I didn’t hear anything said about who recommended the idea for Kielder Forest to be the place chosen for release of this predator after 1,400 years or why, which I found a pity.
There was a big point made of the release already having been achieved in Germany and Norway, but there seemed to be little understanding of agriculture in Northumberland.
Germany has low acreage farms – we would call them small holdings – and they don’t raise sheep, but pigs and poultry and a few dairy cattle.
Norway is much wilder than the borders of England and Scotland, with small acreage farms at the bottom of steep valleys, and high mountains over 6,000ft. The woodland is scrubby, used mainly for paper production.
The speakers did not seem to realise that Kielder Forest is a commercial forest, with close grown conifers. At present it is a very sterile environment due to lack of light on the floor and anything of interest is on the outer boundaries. Also, as I have discovered myself, it is very difficult to navigate and I actually got a little frightened trying to return out of it.
The exercise did nothing to alter my worries about the release of this animal, which initially I had thought might be interesting.
I recently saw a report on the red kite in Wales, where over 800 birds were milling around a tractor giving out food.
The locals said they were concerned as the birds were robbing food and might attack a child, but felt that authorities were refusing to look at the problem, as may happen when animals are listed for protection.
I would be interested in this idea if it was controlled.
I accept that any release in Britain of predators, be they wolves, beavers or lynx, the numbers must be thought about and there must be no question about man being the keeper and controlling that release, there being no nonsense about shooting any that are a problem.
The world is too small and I would hate us to lose the diversity, but now we have such a problem feeding our kind that man must play God here.

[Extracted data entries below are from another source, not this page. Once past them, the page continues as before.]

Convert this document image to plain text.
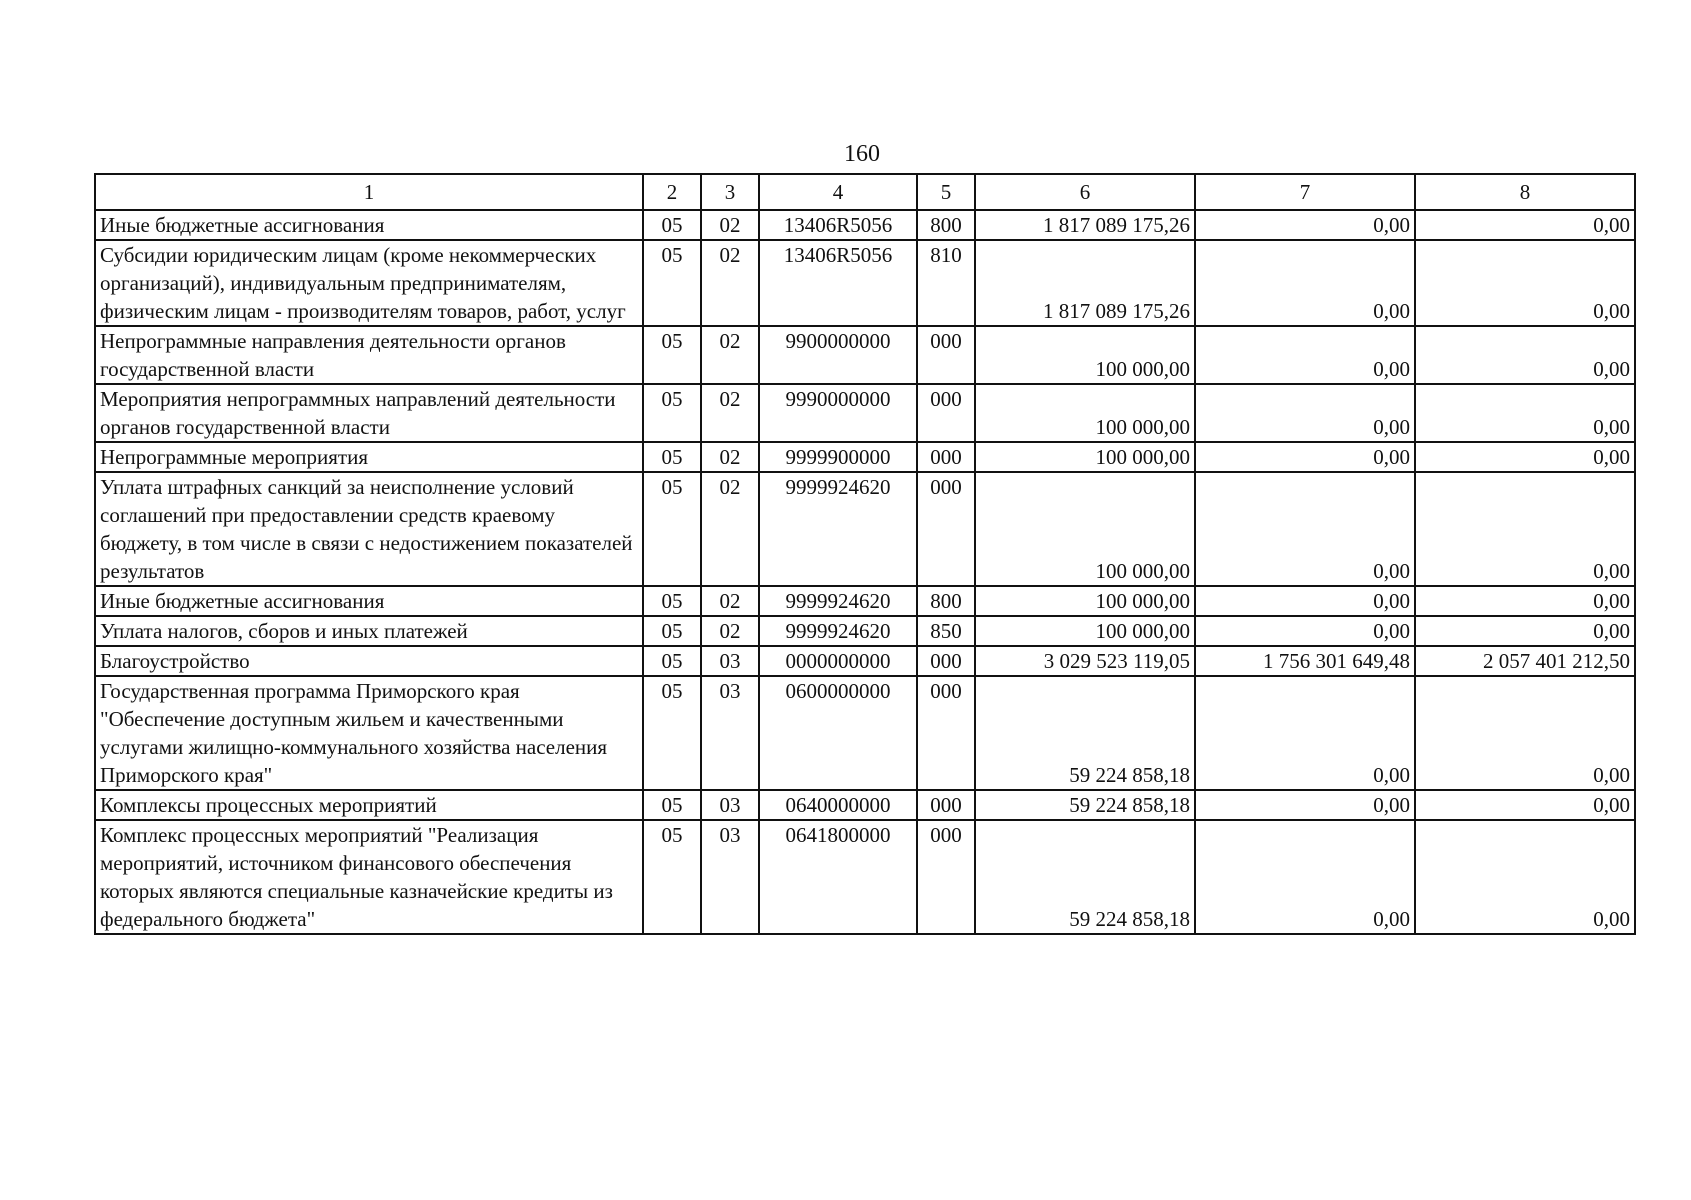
160
1	2	3	4	5	6	7	8
Иные бюджетные ассигнования	05	02	13406R5056	800	1 817 089 175,26	0,00	0,00
Субсидии юридическим лицам (кроме некоммерческих организаций), индивидуальным предпринимателям, физическим лицам - производителям товаров, работ, услуг	05	02	13406R5056	810	1 817 089 175,26	0,00	0,00
Непрограммные направления деятельности органов государственной власти	05	02	9900000000	000	100 000,00	0,00	0,00
Мероприятия непрограммных направлений деятельности органов государственной власти	05	02	9990000000	000	100 000,00	0,00	0,00
Непрограммные мероприятия	05	02	9999900000	000	100 000,00	0,00	0,00
Уплата штрафных санкций за неисполнение условий соглашений при предоставлении средств краевому бюджету, в том числе в связи с недостижением показателей результатов	05	02	9999924620	000	100 000,00	0,00	0,00
Иные бюджетные ассигнования	05	02	9999924620	800	100 000,00	0,00	0,00
Уплата налогов, сборов и иных платежей	05	02	9999924620	850	100 000,00	0,00	0,00
Благоустройство	05	03	0000000000	000	3 029 523 119,05	1 756 301 649,48	2 057 401 212,50
Государственная программа Приморского края "Обеспечение доступным жильем и качественными услугами жилищно-коммунального хозяйства населения Приморского края"	05	03	0600000000	000	59 224 858,18	0,00	0,00
Комплексы процессных мероприятий	05	03	0640000000	000	59 224 858,18	0,00	0,00
Комплекс процессных мероприятий "Реализация мероприятий, источником финансового обеспечения которых являются специальные казначейские кредиты из федерального бюджета"	05	03	0641800000	000	59 224 858,18	0,00	0,00
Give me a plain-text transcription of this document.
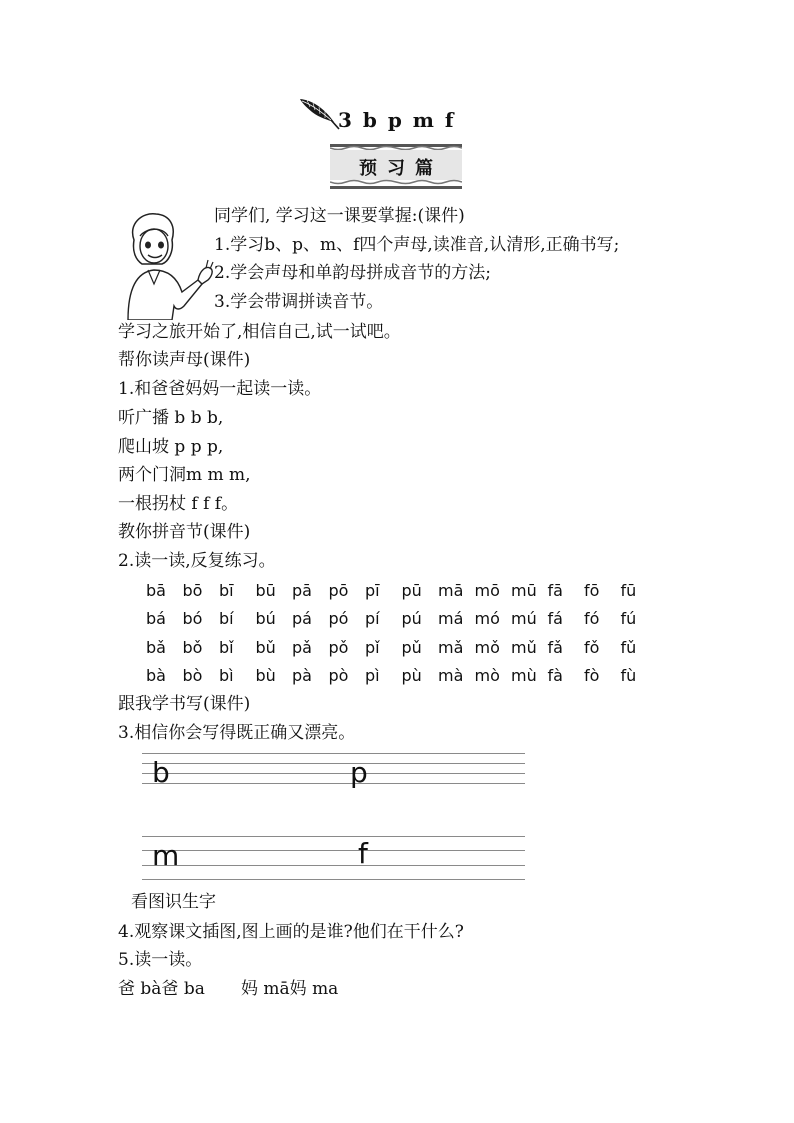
3 b p m f
预习篇
同学们, 学习这一课要掌握:(课件)
1.学习b、p、m、f四个声母,读准音,认清形,正确书写;
2.学会声母和单韵母拼成音节的方法;
3.学会带调拼读音节。
学习之旅开始了,相信自己,试一试吧。
帮你读声母(课件)
1.和爸爸妈妈一起读一读。
听广播 b b b,
爬山坡 p p p,
两个门洞m m m,
一根拐杖 f f f。
教你拼音节(课件)
2.读一读,反复练习。
bā	bō	bī	bū	pā	pō	pī	pū	mā mō mū fā	fō	fū
bá	bó	bí	bú	pá	pó	pí	pú	má mó mú fá	fó	fú
bǎ	bǒ	bǐ	bǔ	pǎ	pǒ	pǐ	pǔ	mǎ mǒ mǔ fǎ	fǒ	fǔ
bà	bò	bì	bù	pà	pò	pì	pù	mà mò mù fà	fò	fù
跟我学书写(课件)
3.相信你会写得既正确又漂亮。
b	p
m	f
看图识生字
4.观察课文插图,图上画的是谁?他们在干什么?
5.读一读。
爸 bà爸 ba 妈 mā妈 ma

People have learnt lessons in Africa, where it has been successful to improve the numbers by controlling poaching and accept that some areas have to have controls.
This was also true of the tiger in some protected parts of India.
One has to control at what point one is going to set protection of nature and what one is trying to keep of our rich remaining diversity as nature does not stand still, but grows on like light-killing weeds if controls are not set.
It will be interesting to learn what happens now, but United Lynz UK must make proper contact with our wildlife organisation, both forestry commissions affected, the NFU, the county council and the parishes, as well as other groups.